Most power-generating schemes based on accelerating ions are impractical. Look at the numbers; you need to supply on the order of 50keV to each nucleus you want to fuse (D-T), and even then there's only a tiny probability that you will actually get fusion to release the 17MeV of the D-T reaction. So to get net power output from acceleration, you must have a system with at least one fusion for every ~400 nuclei accelerated. This is nowhere near achievable - thermodynamically, the high-energy nuclei will scatter far more often than fuse, and lose their energy to heating up colder ions. Essentially any scheme based on acceleration has this probolem; most of the energy goes into heating by collisions, and you're many orders of magnitude short from power output.

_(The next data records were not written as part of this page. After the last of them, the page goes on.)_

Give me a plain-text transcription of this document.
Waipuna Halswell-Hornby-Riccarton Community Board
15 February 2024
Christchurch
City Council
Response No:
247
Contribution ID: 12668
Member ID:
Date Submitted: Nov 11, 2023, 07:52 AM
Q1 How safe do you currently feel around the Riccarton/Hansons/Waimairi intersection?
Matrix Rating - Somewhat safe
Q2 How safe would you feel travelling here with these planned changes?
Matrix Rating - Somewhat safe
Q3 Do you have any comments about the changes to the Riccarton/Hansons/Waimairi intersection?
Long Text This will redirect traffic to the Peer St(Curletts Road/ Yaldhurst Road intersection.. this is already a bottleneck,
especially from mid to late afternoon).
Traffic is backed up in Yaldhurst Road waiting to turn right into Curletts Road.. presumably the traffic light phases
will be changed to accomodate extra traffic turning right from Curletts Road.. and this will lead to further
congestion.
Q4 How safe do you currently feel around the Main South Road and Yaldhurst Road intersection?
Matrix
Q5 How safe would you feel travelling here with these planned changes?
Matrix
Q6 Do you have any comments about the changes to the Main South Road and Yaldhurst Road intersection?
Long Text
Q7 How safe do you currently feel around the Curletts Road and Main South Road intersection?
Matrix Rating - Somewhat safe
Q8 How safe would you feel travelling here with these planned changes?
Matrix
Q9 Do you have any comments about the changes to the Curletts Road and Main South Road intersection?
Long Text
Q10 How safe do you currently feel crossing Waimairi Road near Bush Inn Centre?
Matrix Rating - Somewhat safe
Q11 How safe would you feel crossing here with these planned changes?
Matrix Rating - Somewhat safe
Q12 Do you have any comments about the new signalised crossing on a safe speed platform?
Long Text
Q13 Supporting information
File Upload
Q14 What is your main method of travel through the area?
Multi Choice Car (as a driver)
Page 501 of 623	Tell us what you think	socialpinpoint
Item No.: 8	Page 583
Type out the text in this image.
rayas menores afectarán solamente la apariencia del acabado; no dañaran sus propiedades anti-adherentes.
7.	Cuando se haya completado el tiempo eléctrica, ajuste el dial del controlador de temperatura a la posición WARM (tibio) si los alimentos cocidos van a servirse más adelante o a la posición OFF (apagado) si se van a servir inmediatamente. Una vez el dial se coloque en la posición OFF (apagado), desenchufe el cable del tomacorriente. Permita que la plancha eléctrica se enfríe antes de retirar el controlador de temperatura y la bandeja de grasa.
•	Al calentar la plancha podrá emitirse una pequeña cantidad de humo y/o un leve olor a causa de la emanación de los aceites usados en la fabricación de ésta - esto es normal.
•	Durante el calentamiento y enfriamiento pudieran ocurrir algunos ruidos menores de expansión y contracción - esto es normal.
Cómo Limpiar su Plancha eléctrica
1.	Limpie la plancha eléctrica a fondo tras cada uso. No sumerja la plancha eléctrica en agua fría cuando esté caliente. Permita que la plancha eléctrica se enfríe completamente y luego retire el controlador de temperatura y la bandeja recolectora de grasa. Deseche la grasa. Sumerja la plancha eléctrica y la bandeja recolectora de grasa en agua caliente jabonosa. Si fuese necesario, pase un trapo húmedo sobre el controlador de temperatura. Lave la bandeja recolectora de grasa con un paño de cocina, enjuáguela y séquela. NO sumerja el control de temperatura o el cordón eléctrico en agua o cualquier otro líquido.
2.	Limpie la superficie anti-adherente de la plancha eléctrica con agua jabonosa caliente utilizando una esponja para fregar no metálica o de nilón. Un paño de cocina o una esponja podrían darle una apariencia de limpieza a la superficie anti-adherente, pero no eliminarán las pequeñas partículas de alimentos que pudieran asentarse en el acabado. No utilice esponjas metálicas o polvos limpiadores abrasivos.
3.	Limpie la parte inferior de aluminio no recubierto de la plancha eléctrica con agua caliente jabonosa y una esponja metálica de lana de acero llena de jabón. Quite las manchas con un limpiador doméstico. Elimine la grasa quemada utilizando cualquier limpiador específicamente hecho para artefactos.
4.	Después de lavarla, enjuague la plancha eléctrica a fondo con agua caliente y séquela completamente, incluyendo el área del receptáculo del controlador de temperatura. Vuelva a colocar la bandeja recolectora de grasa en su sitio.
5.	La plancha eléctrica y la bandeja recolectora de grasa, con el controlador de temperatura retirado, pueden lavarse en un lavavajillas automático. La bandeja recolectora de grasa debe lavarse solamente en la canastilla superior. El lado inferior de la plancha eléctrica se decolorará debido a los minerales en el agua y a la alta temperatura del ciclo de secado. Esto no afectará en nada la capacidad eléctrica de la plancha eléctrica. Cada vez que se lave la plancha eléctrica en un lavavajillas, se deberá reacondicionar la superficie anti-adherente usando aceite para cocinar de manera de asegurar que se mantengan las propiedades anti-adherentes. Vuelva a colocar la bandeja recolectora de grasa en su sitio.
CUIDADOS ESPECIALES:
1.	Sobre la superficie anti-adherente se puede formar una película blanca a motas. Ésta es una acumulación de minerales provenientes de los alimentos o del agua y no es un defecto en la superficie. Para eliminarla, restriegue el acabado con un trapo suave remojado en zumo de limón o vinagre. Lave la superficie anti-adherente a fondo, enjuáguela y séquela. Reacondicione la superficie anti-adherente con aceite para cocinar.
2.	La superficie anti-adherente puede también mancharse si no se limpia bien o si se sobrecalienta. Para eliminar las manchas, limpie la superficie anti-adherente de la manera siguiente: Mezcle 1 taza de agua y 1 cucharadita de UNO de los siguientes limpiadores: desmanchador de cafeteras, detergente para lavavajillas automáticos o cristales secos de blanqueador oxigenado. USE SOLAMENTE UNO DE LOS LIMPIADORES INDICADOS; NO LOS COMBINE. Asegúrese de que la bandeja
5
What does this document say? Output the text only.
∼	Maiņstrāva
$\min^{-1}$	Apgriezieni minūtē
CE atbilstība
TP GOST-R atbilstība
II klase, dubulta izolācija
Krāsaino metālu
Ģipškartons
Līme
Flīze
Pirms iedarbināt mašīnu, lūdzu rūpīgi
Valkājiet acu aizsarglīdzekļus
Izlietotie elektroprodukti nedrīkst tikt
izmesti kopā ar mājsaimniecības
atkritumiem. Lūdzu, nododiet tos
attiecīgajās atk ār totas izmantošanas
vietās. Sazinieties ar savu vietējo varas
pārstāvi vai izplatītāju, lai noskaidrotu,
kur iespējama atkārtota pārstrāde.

The essential point here is that there's a huge temperature difference - 50keV ions in a 25-50meV thermal environment. Heating losses can be much less significant if the whole environment is at the same 50keV temperature - that's the principle of "hot" fusion such as magnetic-confinement fusion; the whole plasma is heated up, and thermal losses are limited to those from collisions with the walls of the container, which the magnetic field tries to minimize (there are more important losses in these systems.) Inertial-confinement fusion would do the same thing; lasers suddenly heat up a large region of a solid pellet, and the inertia of the surround pellet keeps it together for long enough for fusion (sort of like a nuclear bomb).
It's a basic principle; "hot" fusion gets net power output, "cold" fusion doesn't.
There was a chapter of a rather old nuclear physics book I looked at once, where he discussed this at length and did some very insightful OOM estimation, with cross sections and Maxwell distributions and such, to get upper-bounds on energy output from "cold" fusion processes like accelerating ions at a target. Unfortunately I don't remember who it was - maybe Astronuc knows?